A handful of riders have called upon the FIM to consider introducing a ‘Superlicence’ across motorcycle racing amid concerns Darryn Binder isn’t the right candidate to make a switch from Moto3 to MotoGP following a controversial incident in Portimao this weekend.

The South African was at fault for a collision during the final lap of the Algarve Moto3 race that eliminated title contender Dennis Foggia and Sergio Garcia, in so doing making Pedro Acosta the 2021 Moto3 World Champion on the spot.

The awkward accident comes just two weeks after Binder was controversially selected to join the RNF Yamaha team for the 2022 MotoGP World Championship directly from Moto3, despite an indifferent scoresheet of only a single win from seven seasons of competition in the entry-level class.

With a handful of riders already questioning the wisdom of such a signing, this new incident has led to more vocal calls for something to be done to prevent riders making such a move without the results to back it up.

At Misano, Aprilia rider Aleix Espargaro suggested MotoGP adopts a ‘Superlicence’ format similar to that which is used in F1. At Portimao, the idea gained more traction among other riders.

Visordown has discussed such a proposal at length already - CLICK HERE - but the basic definition of a Superlicence is: 

The licence in an F1 context was originally devised to stop drivers boasting more money than experience (ie. skill) joining the grid, though this has become less of an issue over the last 20 years as more stable finances deter teams from dipping into the ‘wealth-over-talent-pool’.

However, the Superlicence was overhauled again in the wake of Max Verstappen getting his F1 shot aged only 17 and with only a single season of car racing behind him. 

As part of the changes, it was determined that licence credits would be given depending on where they finish in feeder championships with a higher value to more relevant series (such as F2 and IndyCar) over others (such as F3 and WEC). A driver must then attain a certain number of these credits to qualify for the Superlicence they need to race in F1.

As an example, Yuki Tsunoda’s third place in the 2020 F2 Championship lifted him onto the threshold to secure his 2021 F1 Alpha Tauri drive. Had he finished fourth or lower in F2, he wouldn’t have accrued enough credits over his career.

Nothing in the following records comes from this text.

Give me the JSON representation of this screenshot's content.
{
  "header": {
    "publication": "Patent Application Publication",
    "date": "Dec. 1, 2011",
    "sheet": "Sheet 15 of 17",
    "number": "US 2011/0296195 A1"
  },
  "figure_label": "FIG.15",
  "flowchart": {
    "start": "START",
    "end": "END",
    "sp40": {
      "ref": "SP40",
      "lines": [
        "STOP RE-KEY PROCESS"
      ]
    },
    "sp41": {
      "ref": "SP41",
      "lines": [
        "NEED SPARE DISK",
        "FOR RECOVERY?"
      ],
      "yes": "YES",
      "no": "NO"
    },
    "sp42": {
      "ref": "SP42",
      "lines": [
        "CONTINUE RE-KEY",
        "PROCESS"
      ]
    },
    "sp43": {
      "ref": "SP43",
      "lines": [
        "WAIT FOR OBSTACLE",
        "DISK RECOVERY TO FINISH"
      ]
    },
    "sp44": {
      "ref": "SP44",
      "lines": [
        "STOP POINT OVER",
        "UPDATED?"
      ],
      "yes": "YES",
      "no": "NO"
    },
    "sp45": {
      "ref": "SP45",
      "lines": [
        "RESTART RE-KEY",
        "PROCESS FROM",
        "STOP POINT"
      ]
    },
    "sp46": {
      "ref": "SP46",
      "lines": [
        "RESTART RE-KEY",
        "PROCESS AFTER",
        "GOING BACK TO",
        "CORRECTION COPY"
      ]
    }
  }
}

“Superlicence is good… but look at Fabio Quartararo”

Among those to support the notion of a Superlicence was Ducati factory rider and Algarve MotoGP winner Pecco Bagnaia.

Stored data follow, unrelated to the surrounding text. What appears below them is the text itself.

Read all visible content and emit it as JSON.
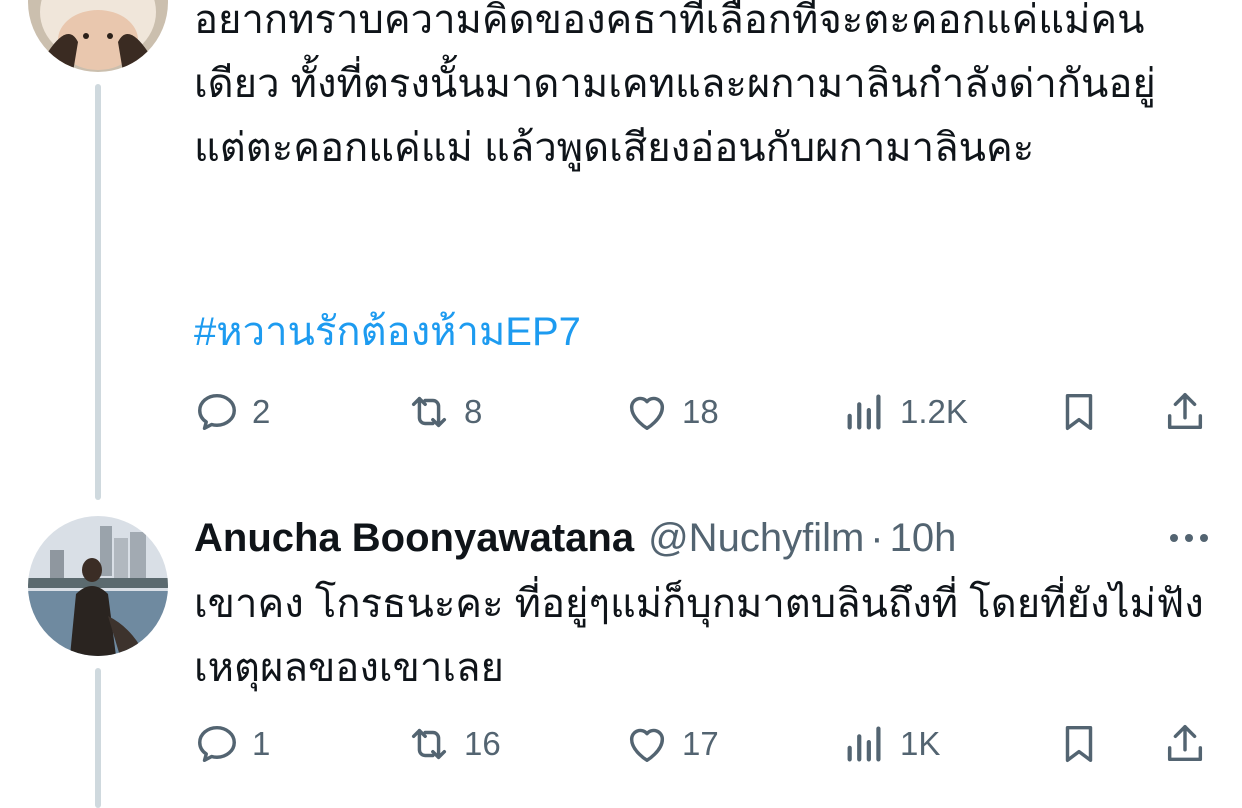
{
  "tweets": [
    {
      "text": "อยากทราบความคิดของคธาที่เลือกที่จะตะคอกแค่แม่คนเดียว ทั้งที่ตรงนั้นมาดามเคทและผกามาลินกำลังด่ากันอยู่ แต่ตะคอกแค่แม่ แล้วพูดเสียงอ่อนกับผกามาลินคะ",
      "hashtag": "#หวานรักต้องห้ามEP7",
      "actions": {
        "replies": "2",
        "reposts": "8",
        "likes": "18",
        "views": "1.2K"
      }
    },
    {
      "author_name": "Anucha Boonyawatana",
      "author_handle": "@Nuchyfilm",
      "separator": "·",
      "time": "10h",
      "text": "เขาคง โกรธนะคะ ที่อยู่ๆแม่ก็บุกมาตบลินถึงที่ โดยที่ยังไม่ฟังเหตุผลของเขาเลย",
      "actions": {
        "replies": "1",
        "reposts": "16",
        "likes": "17",
        "views": "1K"
      }
    }
  ],
  "icons": {
    "reply": "reply-icon",
    "repost": "repost-icon",
    "like": "heart-icon",
    "views": "views-icon",
    "bookmark": "bookmark-icon",
    "share": "share-icon",
    "more": "more-icon"
  },
  "colors": {
    "text": "#0f1419",
    "secondary": "#536471",
    "link": "#1d9bf0",
    "thread_line": "#cfd9de"
  }
}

“I think that like in the car championship we need a super license, only if you are doing something [good] in your championship can you move up to the next level,” Bagnaia said.

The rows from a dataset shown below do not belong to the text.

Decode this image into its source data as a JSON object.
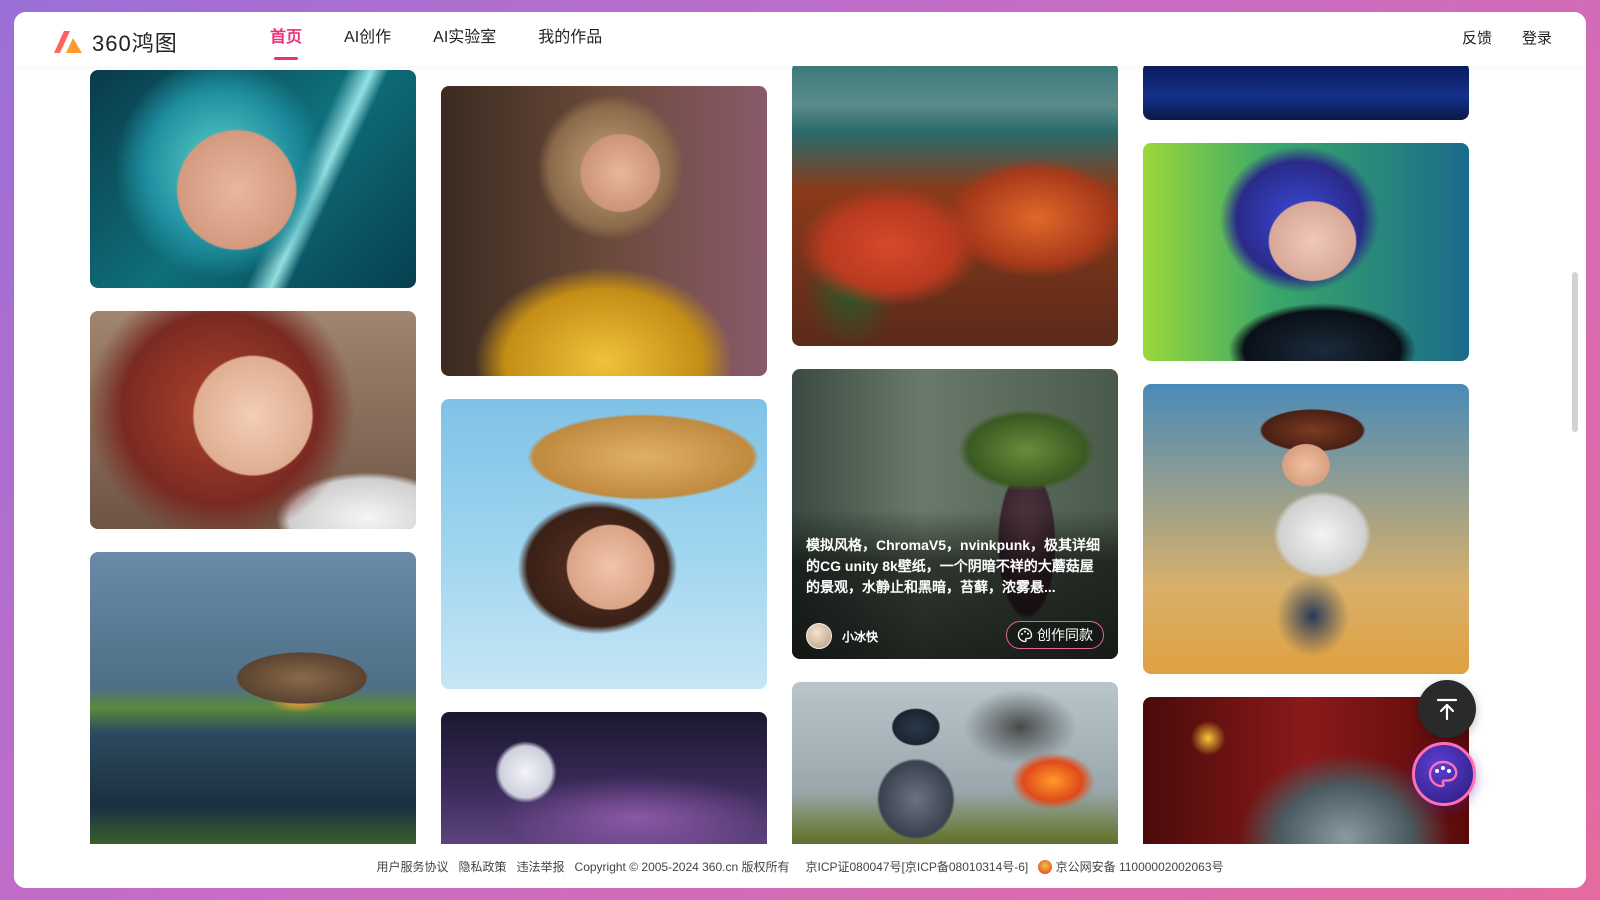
{
  "brand": {
    "name": "360鸿图",
    "logo_icon": "logo-mark"
  },
  "nav": {
    "items": [
      {
        "label": "首页",
        "active": true
      },
      {
        "label": "AI创作",
        "active": false
      },
      {
        "label": "AI实验室",
        "active": false
      },
      {
        "label": "我的作品",
        "active": false
      }
    ]
  },
  "header_right": {
    "feedback": "反馈",
    "login": "登录"
  },
  "gallery": {
    "cards": [
      {
        "id": "c1",
        "subject": "anime girl with teal hair and light streaks"
      },
      {
        "id": "c2",
        "subject": "girl with red hair and fur collar"
      },
      {
        "id": "c3",
        "subject": "thatched hut reflected in misty pond"
      },
      {
        "id": "c4",
        "subject": "woman in golden dress with earrings"
      },
      {
        "id": "c5",
        "subject": "girl in straw cowboy hat under blue sky"
      },
      {
        "id": "c6",
        "subject": "moon over starry purple night sky"
      },
      {
        "id": "c7",
        "subject": "autumn forest valley with river"
      },
      {
        "id": "c8",
        "subject": "giant mushroom house in foggy forest"
      },
      {
        "id": "c9",
        "subject": "astronaut soldier near burning wreck"
      },
      {
        "id": "c10",
        "subject": "deep blue night sky"
      },
      {
        "id": "c11",
        "subject": "anime girl with blue hair and starred jacket"
      },
      {
        "id": "c12",
        "subject": "cowgirl in white blouse at sunset"
      },
      {
        "id": "c13",
        "subject": "metallic sphere on red background"
      }
    ],
    "hover_card": {
      "description": "模拟风格，ChromaV5，nvinkpunk，极其详细的CG unity 8k壁纸，一个阴暗不祥的大蘑菇屋的景观，水静止和黑暗，苔藓，浓雾悬...",
      "username": "小冰快",
      "create_button": "创作同款"
    }
  },
  "footer": {
    "links": [
      "用户服务协议",
      "隐私政策",
      "违法举报"
    ],
    "copyright": "Copyright © 2005-2024 360.cn 版权所有",
    "icp": "京ICP证080047号[京ICP备08010314号-6]",
    "police": "京公网安备 11000002002063号"
  },
  "colors": {
    "accent": "#ec2f7c",
    "text": "#222222"
  },
  "icons": {
    "back_to_top": "arrow-up-icon",
    "ai_assistant": "palette-icon"
  }
}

"What we saw is normality I think because we have seen a lot of crashes like this from him [Binder]. I know that it’s not correct to say it about another rider, but this rider next year will be with us and with MotoGP we are faster and I hope that will not happen.”

Franco Morbidelli is also supportive of such a plan, but admits it could prevent some talents rising to the fore if they happen to have a bad season or get injured, pointing to Yamaha team-mate and 2021 MotoGP World Champion Fabio Quartararo, who entered the premier class with only modest feeder category results.

"[A super licence] might be a good thing, to step up to MotoGP you should have at least some kind of results or some kind of pedigree. That's for sure a good thought and a good point of view that I agree with. Why not?

"But also sometimes, some riders that number-wise don't have a good pedigree or are not on top, can reach MotoGP and do well. We have to look at Fabio for example. He wasn't doing mint when he was in Moto3 and Moto2, and then he steps up to MotoGP and did very well.”

“Scares me he will race with us in MotoGP…”

Though there is sympathy towards Binder’s mistake given the furore around his MotoGP signing, with some suggesting he was trying too hard to prove himself under pressure, the criticism from the top has been stinging nonetheless.

One of the more vocal reactions came from Avintia Ducati’s Enea Bastianini, who - having called on two-race banned Deniz Oncu to be thrown out of the Moto3 championship for causing a high-speed crash at COTA - says he is ‘scared’ Binder will share the track with him in 2022.

“I think it was a really stupid mistake, especially if the rider wanted to overtake is playing for the World Championship. So, it was truly a scene not worthy of MotoGP. What scares me is that next year he will race with us.”